ZIF : Trump avait promis en son temps de mettre fin à la guerre en Ukraine en 24 heures. La guerre n’est certes pas encore terminée, mais il y a au moins eu des négociations qui étaient totalement rompues depuis avril 2022. Ces derniers mois, plusieurs cycles de négociations ont eu lieu. Quelle est la situation actuelle ?
Général à la retraite. Harald Kujat Bien sûr, le conflit n’a pas pu être réglé en 24 heures. Mais Trump a commencé, après son entrée en fonction, à créer une base pour les négociations avec son propre plan de paix. Des discussions bilatérales ont d’abord été menées avec l’Ukraine et la Russie afin de mieux comprendre les positions des belligérants et d’explorer les possibilités de compromis.

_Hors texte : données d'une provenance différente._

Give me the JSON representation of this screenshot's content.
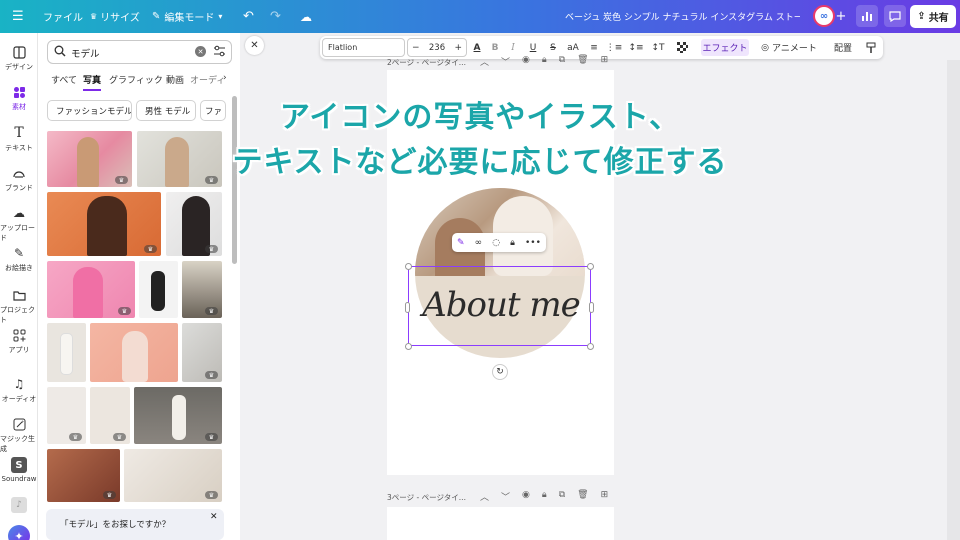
{
  "topbar": {
    "menu_icon": "hamburger-icon",
    "file_label": "ファイル",
    "resize_label": "リサイズ",
    "edit_mode_label": "編集モード",
    "design_title": "ベージュ 炭色 シンプル ナチュラル インスタグラム ストーリー...",
    "share_label": "共有"
  },
  "rail": {
    "items": [
      {
        "label": "デザイン",
        "icon": "layout-icon"
      },
      {
        "label": "素材",
        "icon": "elements-icon"
      },
      {
        "label": "テキスト",
        "icon": "text-icon"
      },
      {
        "label": "ブランド",
        "icon": "brand-icon"
      },
      {
        "label": "アップロード",
        "icon": "upload-icon"
      },
      {
        "label": "お絵描き",
        "icon": "draw-icon"
      },
      {
        "label": "プロジェクト",
        "icon": "folder-icon"
      },
      {
        "label": "アプリ",
        "icon": "apps-icon"
      },
      {
        "label": "オーディオ",
        "icon": "music-icon"
      },
      {
        "label": "マジック生成",
        "icon": "magic-icon"
      },
      {
        "label": "Soundraw",
        "icon": "soundraw-icon"
      }
    ]
  },
  "panel": {
    "search_value": "モデル",
    "tabs": [
      "すべて",
      "写真",
      "グラフィック",
      "動画",
      "オーディ"
    ],
    "chips": [
      "ファッションモデル",
      "男性 モデル",
      "ファ"
    ],
    "suggest_text": "「モデル」をお探しですか？"
  },
  "toolbar": {
    "font": "Flatlion",
    "font_size": "236",
    "effects_label": "エフェクト",
    "animate_label": "アニメート",
    "position_label": "配置"
  },
  "pages": {
    "page2_label": "2ページ - ページタイ...",
    "page3_label": "3ページ - ページタイ...",
    "about_text": "About me"
  },
  "headline": {
    "line1": "アイコンの写真やイラスト、",
    "line2": "テキストなど必要に応じて修正する"
  },
  "colors": {
    "accent": "#7d2ae8",
    "headline": "#1ba6a9",
    "circle_bg": "#e6dccf"
  }
}
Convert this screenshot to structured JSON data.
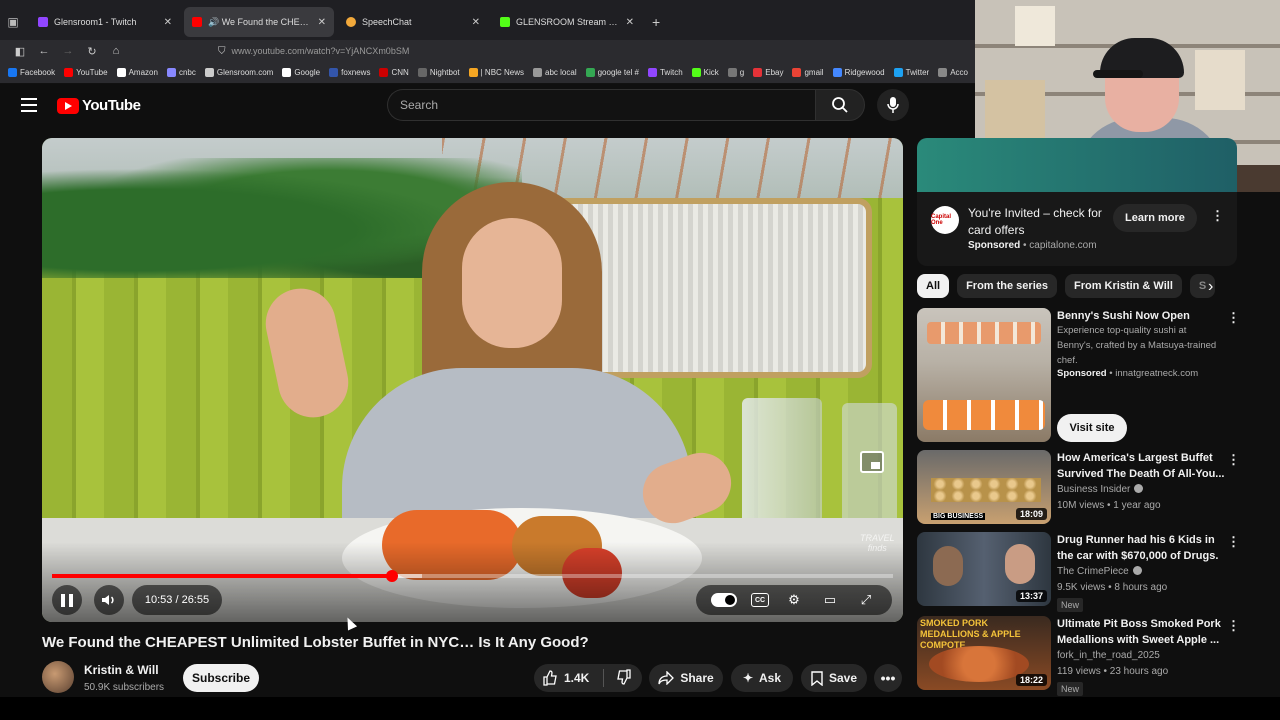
{
  "browser": {
    "tabs": [
      {
        "title": "Glensroom1 - Twitch",
        "favicon_color": "#9146ff",
        "active": false
      },
      {
        "title": "We Found the CHEAPEST U",
        "favicon_color": "#ff0000",
        "active": true
      },
      {
        "title": "SpeechChat",
        "favicon_color": "#f2a93b",
        "active": false
      },
      {
        "title": "GLENSROOM Stream - Watch L",
        "favicon_color": "#53fc18",
        "active": false
      }
    ],
    "new_tab": "+",
    "url": "www.youtube.com/watch?v=YjANCXm0bSM",
    "bookmarks": [
      {
        "label": "Facebook",
        "color": "#1877f2"
      },
      {
        "label": "YouTube",
        "color": "#ff0000"
      },
      {
        "label": "Amazon",
        "color": "#ffffff"
      },
      {
        "label": "cnbc",
        "color": "#8888ff"
      },
      {
        "label": "Glensroom.com",
        "color": "#cccccc"
      },
      {
        "label": "Google",
        "color": "#ffffff"
      },
      {
        "label": "foxnews",
        "color": "#3355aa"
      },
      {
        "label": "CNN",
        "color": "#cc0000"
      },
      {
        "label": "Nightbot",
        "color": "#666666"
      },
      {
        "label": "| NBC News",
        "color": "#f5a623"
      },
      {
        "label": "abc local",
        "color": "#999999"
      },
      {
        "label": "google tel #",
        "color": "#34a853"
      },
      {
        "label": "Twitch",
        "color": "#9146ff"
      },
      {
        "label": "Kick",
        "color": "#53fc18"
      },
      {
        "label": "g",
        "color": "#777777"
      },
      {
        "label": "Ebay",
        "color": "#e53238"
      },
      {
        "label": "gmail",
        "color": "#ea4335"
      },
      {
        "label": "Ridgewood",
        "color": "#4488ff"
      },
      {
        "label": "Twitter",
        "color": "#1da1f2"
      },
      {
        "label": "Acco",
        "color": "#888888"
      }
    ]
  },
  "youtube": {
    "logo_text": "YouTube",
    "search_placeholder": "Search"
  },
  "player": {
    "time_display": "10:53 / 26:55",
    "played_fraction": 0.404,
    "loaded_fraction": 0.44,
    "watermark": "TRAVEL\nfinds"
  },
  "video": {
    "title": "We Found the CHEAPEST Unlimited Lobster Buffet in NYC… Is It Any Good?",
    "channel": "Kristin & Will",
    "subscribers": "50.9K subscribers",
    "subscribe_label": "Subscribe",
    "likes": "1.4K",
    "share_label": "Share",
    "ask_label": "Ask",
    "save_label": "Save"
  },
  "ad": {
    "logo_text": "Capital One",
    "title": "You're Invited – check for card offers",
    "sponsored": "Sponsored",
    "domain": "capitalone.com",
    "cta": "Learn more"
  },
  "chips": [
    "All",
    "From the series",
    "From Kristin & Will",
    "S"
  ],
  "recommendations": [
    {
      "title": "Benny's Sushi Now Open",
      "desc": "Experience top-quality sushi at Benny's, crafted by a Matsuya-trained chef.",
      "sponsored": "Sponsored",
      "domain": "innatgreatneck.com",
      "cta": "Visit site"
    },
    {
      "title": "How America's Largest Buffet Survived The Death Of All-You...",
      "channel": "Business Insider",
      "meta": "10M views • 1 year ago",
      "duration": "18:09",
      "thumb_text": "BIG BUSINESS"
    },
    {
      "title": "Drug Runner had his 6 Kids in the car with $670,000 of Drugs.",
      "channel": "The CrimePiece",
      "meta": "9.5K views • 8 hours ago",
      "duration": "13:37",
      "badge": "New"
    },
    {
      "title": "Ultimate Pit Boss Smoked Pork Medallions with Sweet Apple ...",
      "channel": "fork_in_the_road_2025",
      "meta": "119 views • 23 hours ago",
      "duration": "18:22",
      "badge": "New",
      "thumb_text": "SMOKED PORK MEDALLIONS & APPLE COMPOTE"
    }
  ]
}
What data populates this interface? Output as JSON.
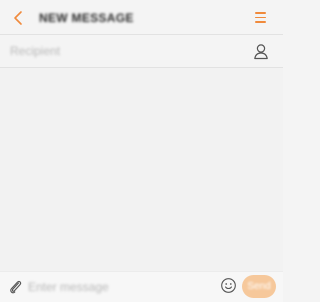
{
  "header": {
    "title": "NEW MESSAGE",
    "back_icon": "chevron-left-icon",
    "menu_icon": "hamburger-menu-icon"
  },
  "recipient": {
    "placeholder": "Recipient",
    "value": "",
    "contact_icon": "person-icon"
  },
  "composer": {
    "attach_icon": "paperclip-icon",
    "placeholder": "Enter message",
    "value": "",
    "emoji_icon": "smiley-icon",
    "send_label": "Send"
  },
  "colors": {
    "accent": "#f08a3c",
    "send_button": "#f6c89b",
    "background": "#f4f4f4",
    "divider": "#e2e2e2",
    "icon_gray": "#555555"
  }
}
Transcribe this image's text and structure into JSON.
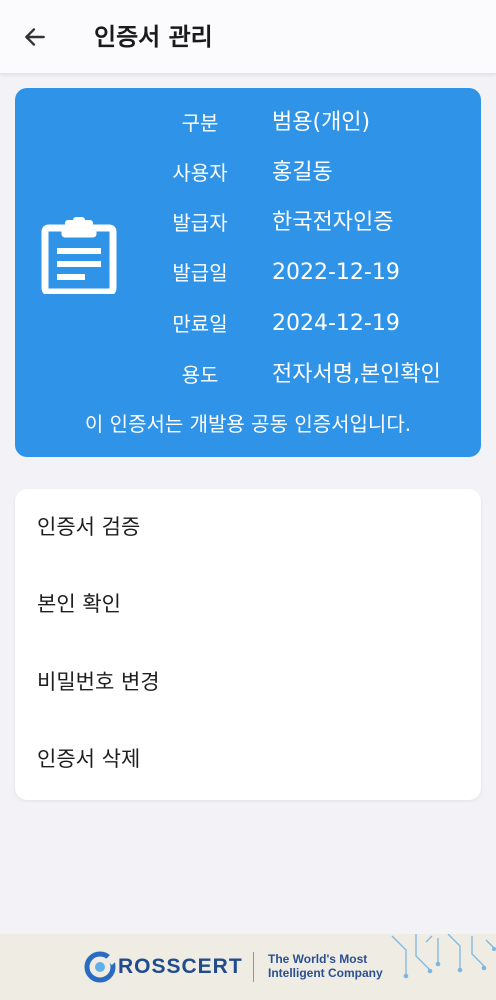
{
  "header": {
    "title": "인증서 관리",
    "back_icon": "arrow-left-icon"
  },
  "certificate": {
    "icon": "clipboard-icon",
    "fields": [
      {
        "label": "구분",
        "value": "범용(개인)"
      },
      {
        "label": "사용자",
        "value": "홍길동"
      },
      {
        "label": "발급자",
        "value": "한국전자인증"
      },
      {
        "label": "발급일",
        "value": "2022-12-19"
      },
      {
        "label": "만료일",
        "value": "2024-12-19"
      },
      {
        "label": "용도",
        "value": "전자서명,본인확인"
      }
    ],
    "notice": "이 인증서는 개발용 공동 인증서입니다."
  },
  "menu": {
    "items": [
      {
        "label": "인증서 검증"
      },
      {
        "label": "본인 확인"
      },
      {
        "label": "비밀번호 변경"
      },
      {
        "label": "인증서 삭제"
      }
    ]
  },
  "footer": {
    "brand": "ROSSCERT",
    "tagline_line1": "The World's Most",
    "tagline_line2": "Intelligent Company"
  },
  "colors": {
    "accent": "#2f93e8",
    "background": "#f3f2f6",
    "brand": "#214b8c"
  }
}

Ensuite, les négociateurs américains avaient toutefois commis une erreur tactique en faisant publiquement leur la demande ukrainienne d’un cessez-le-feu inconditionnel, sans l’avoir discrètement concertée avec la Russie et avant que les négociations bilatérales proprement dites n’aient commencé.
Un cessez-le-feu – nous le voyons au Proche-Orient – ne fonctionne que si les négociations ont permis un certain rapprochement des belligérants et si les deux parties se sont entendues sur les modalités de son respect. C’est pourquoi il n’y a pas eu de progrès, et seul un échange de prisonniers a été convenu.
ZiF : Entre-temps, Trump a lancé un ultimatum de 50 jours à la Russie ou à Poutine. Que veut-il obtenir par ce biais, et comment la Russie a-t-elle réagi ?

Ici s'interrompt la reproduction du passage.